Tribunal Administratif de Grenoble — Décision N° TA38-2506662

lundi 30 juin 2025

JuridictionTribunal Administratif de Grenoble
SectionTribunal Administratif de Grenoble
N° DossierTA38-2506662
TypeOrdonnance
RecoursExcès de pouvoir

Résumé IA

Le Tribunal administratif de Grenoble, statuant en référé, a rejeté la demande de suspension du refus implicite de délivrance d’un titre de séjour présentée par M. B, ressortissant algérien. Le juge a estimé que la condition d’urgence n’était pas remplie, l’intéressé étant dépourvu de titre de séjour depuis plus de huit mois sans justifier de circonstances particulières. La requête a été jugée manifestement mal fondée sur le fondement de l’article L. 522-3 du code de justice administrative, sans qu’il soit nécessaire d’examiner le doute sérieux sur la légalité de la décision. Les dispositions des articles L. 521-1 du code de justice administrative et du code de l’entrée et du séjour des étrangers et du droit d’asile ont été appliquées.

Texte intégral

Vu la procédure suivante :

Par une requête enregistrée le 26 juin 2025, M. A B, représenté par Me Morlat, demande au juge des référés :

1°) de lui accorder l'aide juridictionnelle provisoire ;

2°) d'ordonner, sur le fondement des dispositions de l'article L. 521-1 du code de justice administrative, la suspension de l'exécution du refus implicite de la préfète de l'Isère de lui délivrer un titre de séjour ;

3°) d'enjoindre à la préfète de l'Isère de lui délivrer un titre de séjour dans un délai d'un mois sous astreinte de 200 euros par jour de retard ou, à titre subsidiaire, de réexaminer sa situation dans les mêmes conditions de délai et d'astreinte et, dans les deux cas, de lui remettre une autorisation provisoire de séjour dans un délai de deux jours, sous astreinte de 200 euros par jour de retard ;

4°) de mettre à la charge de l'État une somme de 1 500 euros à verser à son conseil au titre de l'article L. 761-1 du code de justice administrative et de l'article 37 de la loi du 10 juillet 1991.

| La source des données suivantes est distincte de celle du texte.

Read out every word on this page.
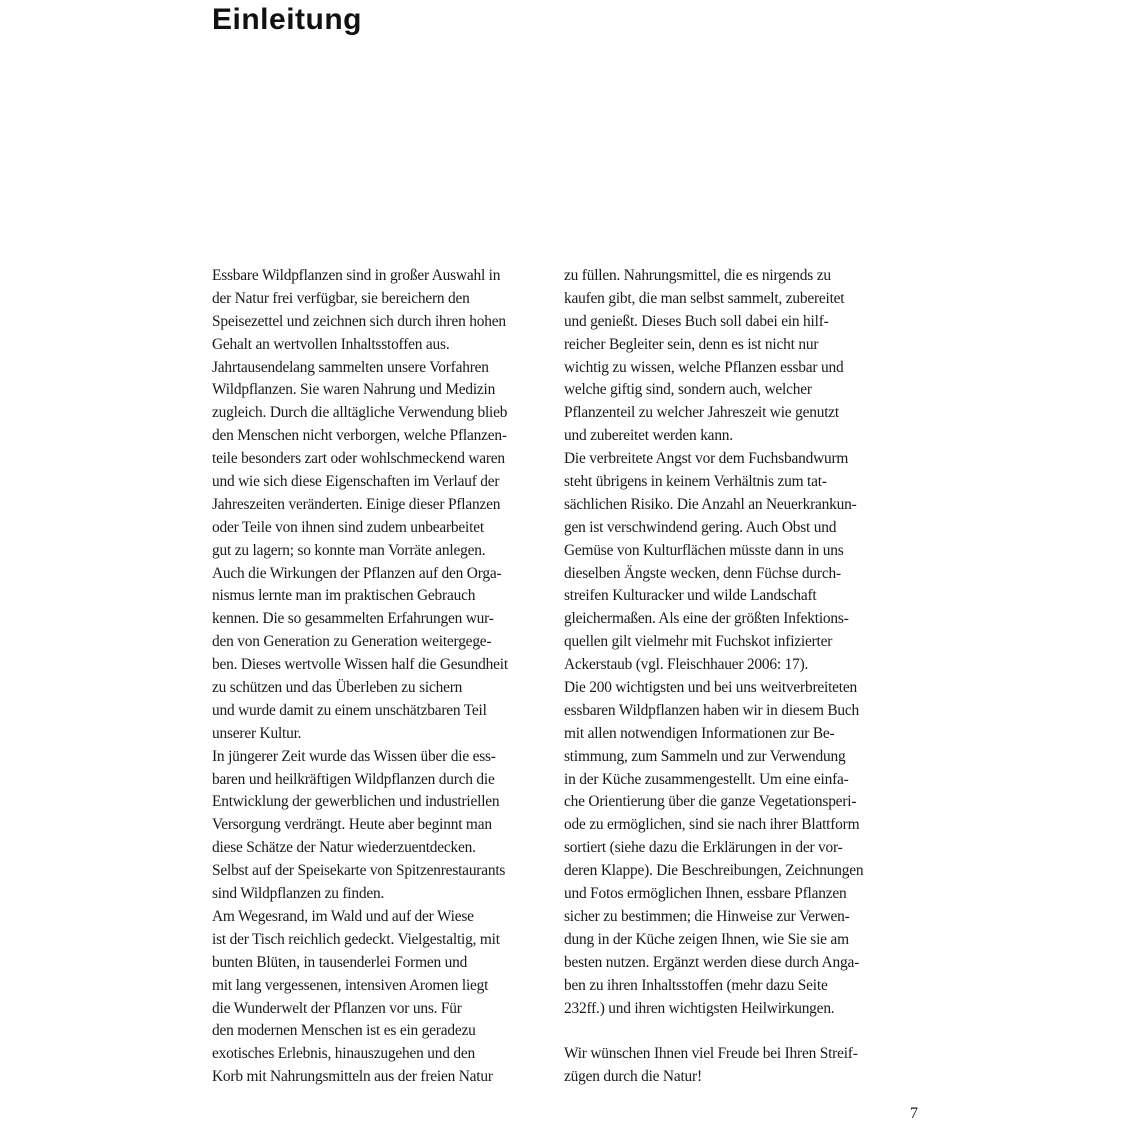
Einleitung
Essbare Wildpflanzen sind in großer Auswahl in
der Natur frei verfügbar, sie bereichern den
Speisezettel und zeichnen sich durch ihren hohen
Gehalt an wertvollen Inhaltsstoffen aus.
Jahrtausendelang sammelten unsere Vorfahren
Wildpflanzen. Sie waren Nahrung und Medizin
zugleich. Durch die alltägliche Verwendung blieb
den Menschen nicht verborgen, welche Pflanzen-
teile besonders zart oder wohlschmeckend waren
und wie sich diese Eigenschaften im Verlauf der
Jahreszeiten veränderten. Einige dieser Pflanzen
oder Teile von ihnen sind zudem unbearbeitet
gut zu lagern; so konnte man Vorräte anlegen.
Auch die Wirkungen der Pflanzen auf den Orga-
nismus lernte man im praktischen Gebrauch
kennen. Die so gesammelten Erfahrungen wur-
den von Generation zu Generation weitergege-
ben. Dieses wertvolle Wissen half die Gesundheit
zu schützen und das Überleben zu sichern
und wurde damit zu einem unschätzbaren Teil
unserer Kultur.
In jüngerer Zeit wurde das Wissen über die ess-
baren und heilkräftigen Wildpflanzen durch die
Entwicklung der gewerblichen und industriellen
Versorgung verdrängt. Heute aber beginnt man
diese Schätze der Natur wiederzuentdecken.
Selbst auf der Speisekarte von Spitzenrestaurants
sind Wildpflanzen zu finden.
Am Wegesrand, im Wald und auf der Wiese
ist der Tisch reichlich gedeckt. Vielgestaltig, mit
bunten Blüten, in tausenderlei Formen und
mit lang vergessenen, intensiven Aromen liegt
die Wunderwelt der Pflanzen vor uns. Für
den modernen Menschen ist es ein geradezu
exotisches Erlebnis, hinauszugehen und den
Korb mit Nahrungsmitteln aus der freien Natur
zu füllen. Nahrungsmittel, die es nirgends zu
kaufen gibt, die man selbst sammelt, zubereitet
und genießt. Dieses Buch soll dabei ein hilf-
reicher Begleiter sein, denn es ist nicht nur
wichtig zu wissen, welche Pflanzen essbar und
welche giftig sind, sondern auch, welcher
Pflanzenteil zu welcher Jahreszeit wie genutzt
und zubereitet werden kann.
Die verbreitete Angst vor dem Fuchsbandwurm
steht übrigens in keinem Verhältnis zum tat-
sächlichen Risiko. Die Anzahl an Neuerkrankun-
gen ist verschwindend gering. Auch Obst und
Gemüse von Kulturflächen müsste dann in uns
dieselben Ängste wecken, denn Füchse durch-
streifen Kulturacker und wilde Landschaft
gleichermaßen. Als eine der größten Infektions-
quellen gilt vielmehr mit Fuchskot infizierter
Ackerstaub (vgl. Fleischhauer 2006: 17).
Die 200 wichtigsten und bei uns weitverbreiteten
essbaren Wildpflanzen haben wir in diesem Buch
mit allen notwendigen Informationen zur Be-
stimmung, zum Sammeln und zur Verwendung
in der Küche zusammengestellt. Um eine einfa-
che Orientierung über die ganze Vegetationsperi-
ode zu ermöglichen, sind sie nach ihrer Blattform
sortiert (siehe dazu die Erklärungen in der vor-
deren Klappe). Die Beschreibungen, Zeichnungen
und Fotos ermöglichen Ihnen, essbare Pflanzen
sicher zu bestimmen; die Hinweise zur Verwen-
dung in der Küche zeigen Ihnen, wie Sie sie am
besten nutzen. Ergänzt werden diese durch Anga-
ben zu ihren Inhaltsstoffen (mehr dazu Seite
232ff.) und ihren wichtigsten Heilwirkungen.
Wir wünschen Ihnen viel Freude bei Ihren Streif-
zügen durch die Natur!
7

Vu les autres pièces du dossier.

Vu :

- le code de l'entrée et du séjour des étrangers et du droit d'asile ;

- la loi n° 91-647 du 10 juillet 1991 ;

- le code de justice administrative.

Le président du tribunal a désigné Mme Triolet pour statuer sur les demandes de référé.

Considérant ce qui suit :

1. Les dispositions de l'article L. 521-1 du code de justice administrative permettent au juge des référés d'ordonner la suspension de l'exécution d'une décision administrative ou de certains de ses effets lorsque l'urgence le justifie et qu'il est fait état d'un moyen propre à créer, en l'état de l'instruction, un doute sérieux quant à la légalité de la décision.

2. Ressortissant algérien né en juin 1994, M. B a épousé une ressortissante française le 1er mars 2020 et est entré sur le territoire muni d'un visa de court séjour le 26 novembre 2021. Il a déposé une première demande de titre de séjour le 26 janvier 2022. Par un arrêté du 22 juillet 2024, le préfet de l'Isère a rejeté cette demande en l'absence de communauté de vie et fait obligation à l'intéressé de quitter le territoire dans un délai de trente jours.

3. Pour justifier de l'urgence, M. B fait valoir que la décision le maintient dans la précarité et en situation irrégulière. Cependant et à supposer même qu'il n'aurait eu connaissance que récemment de l'arrêté préfectoral, ce qu'il ne soutient pas, son dernier récépissé de demande de titre de séjour était " valable jusqu'au 14 octobre 2024 ". M. B, qui n'a jamais eu de titre de séjour et n'est plus autorisé au séjour provisoire depuis huit mois au moins, ne justifie d'aucune urgence à voir la décision suspendue avant qu'il ne soit statué sur le fond dans le délai de six mois. Manifestement mal fondée, cette requête doit être rejetée par application des dispositions de l'article L. 522-3 du code de justice administrative, sans qu'il y ait lieu d'admettre l'intéressé au bénéfice de l'aide juridictionnelle provisoire.

O R D O N N E :

Article 1er : La requête de M. B est rejetée.

Article 2 : La présente ordonnance sera notifiée à M. A B et au ministre de l'intérieur.

Copie en sera adressée à la préfète de l'Isère.

Fait à Grenoble, le 30 juin 2025.

La juge des référés,

A. Triolet

La République mande et ordonne au ministre de l'intérieur en ce qui le concerne, ou à tous commissaires de justice à ce requis en ce qui concerne les voies de droit commun, contre les parties privées, de pourvoir à l'exécution de la présente décision.